Financial analytics company S&P Global Ratings has lowered its long-term foreign and local currency sovereign credit ratings on Kenya to ‘B’ from ‘B+’.
The downgrading is because of a sharp slowdown in Gross Domestic Product (GDP) growth in 2020 coupled with effects of the coronavirus pandemic, and a consequent rise in fiscal deficits, weighing on Kenya’s already weak public finances and external debt metrics.
This despite external financial support, including an International Monetary Fund (IMF) program, aimed at helping fund Kenya’s twin fiscal and external deficits in 2021-2024.
As Kenya’s debt levels continue to rise, there are significant risks to the government’s fiscal consolidation plan, with external debts projected to remain high.
S&P global estimates the effects of the COVID-19 pandemic to have driven Kenya’s real GDP growth down to 0.2 percent in 2020 from an average of 5.6 percent in the previous five years.

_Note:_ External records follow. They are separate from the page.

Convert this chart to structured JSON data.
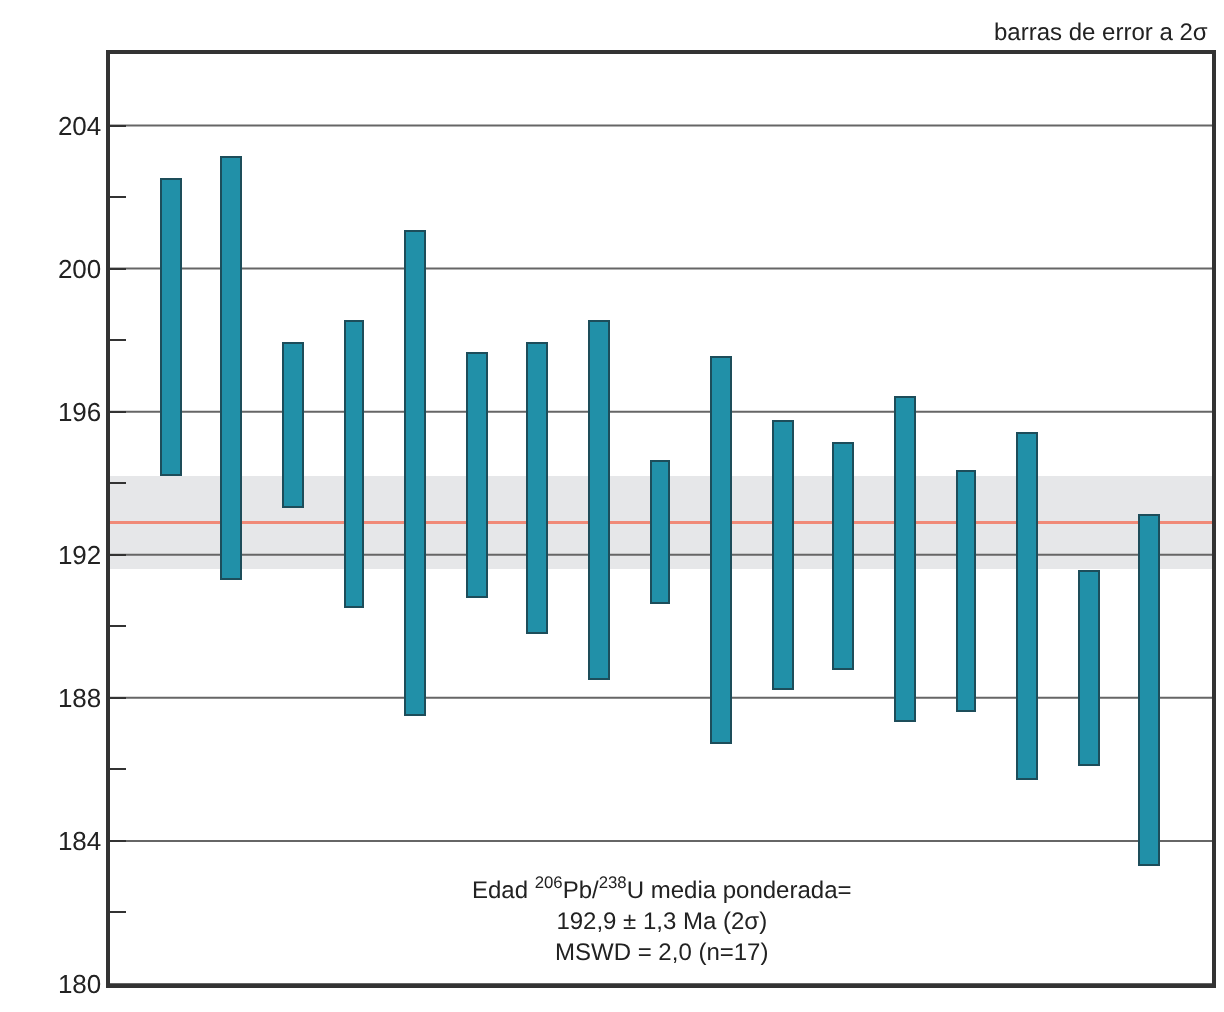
{
  "chart_data": {
    "type": "bar",
    "categories": [
      null,
      null,
      null,
      null,
      null,
      null,
      null,
      null,
      null,
      null,
      null,
      null,
      null,
      null,
      null,
      null,
      null
    ],
    "base": [
      194.2,
      191.3,
      193.3,
      190.5,
      187.5,
      190.8,
      189.8,
      188.5,
      190.6,
      186.7,
      188.2,
      188.8,
      187.3,
      187.6,
      185.7,
      186.1,
      183.3
    ],
    "values": [
      8.3,
      11.8,
      4.6,
      8.0,
      13.5,
      6.8,
      8.1,
      10.0,
      4.0,
      10.8,
      7.5,
      6.3,
      9.1,
      6.7,
      9.7,
      5.4,
      9.8
    ],
    "color": "#2190a8",
    "ylim": [
      180,
      206
    ],
    "yticks": [
      180,
      {
        "value": 182,
        "label": null
      },
      184,
      {
        "value": 186,
        "label": null
      },
      188,
      {
        "value": 190,
        "label": null
      },
      192,
      {
        "value": 194,
        "label": null
      },
      196,
      {
        "value": 198,
        "label": null
      },
      200,
      {
        "value": 202,
        "label": null
      },
      204
    ],
    "grid": "y",
    "ref_lines": [
      {
        "axis": "y",
        "value": 192.9,
        "color": "#f08a78"
      }
    ],
    "bands": [
      {
        "axis": "y",
        "from": 191.6,
        "to": 194.2,
        "color": "#e6e7e9"
      }
    ],
    "annotations": [
      "barras de error a 2σ",
      "Edad $^{206}$Pb/$^{238}$U media ponderada=\n192,9 ± 1,3 Ma (2σ)\nMSWD = 2,0 (n=17)"
    ]
  }
}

Further Kenya’s fiscal deficits widened, despite the support of a new $2.4 billion 38-month IMF program and a fiscal consolidation plan, which S&P, anticipates will proceed slowly.
According to S&P, the general government deficit will widen to 8.7 percent of GDP in the financial year ending June 2021, before falling slightly to 7.7 percent in financial year 2022 and averaging 6.6 percent in the financial year 2022-2024.
In addition, financing of these deficits in turn is expected to raise domestic and external debt levels and increase external vulnerabilities.
The ratings on Kenya have considered the country’s low GDP per capita, high fiscal deficits and debt stocks, and its history of ethnic tensions.
Despite Kenya having among the most sophisticated institutional framework compared to peers, S&P notes that ethnic loyalties often supersede national ones.
The rating comes in the wake of an almost certain referendum on a constitutional amendment in 2021 and parliamentary elections due in August 2022.
However, the ratings have been backed by the country’s diversified economic base, its large and diversified agricultural and services sectors, relative to peers, which could cushion the economy and support a rebound.
Kenya received the first batch of the coronavirus vaccine from the COVAX programme spearheaded by the World Health Organisation (WHO) which is expected to aid in the fully re-opening of the economy that has been battered by the pandemic.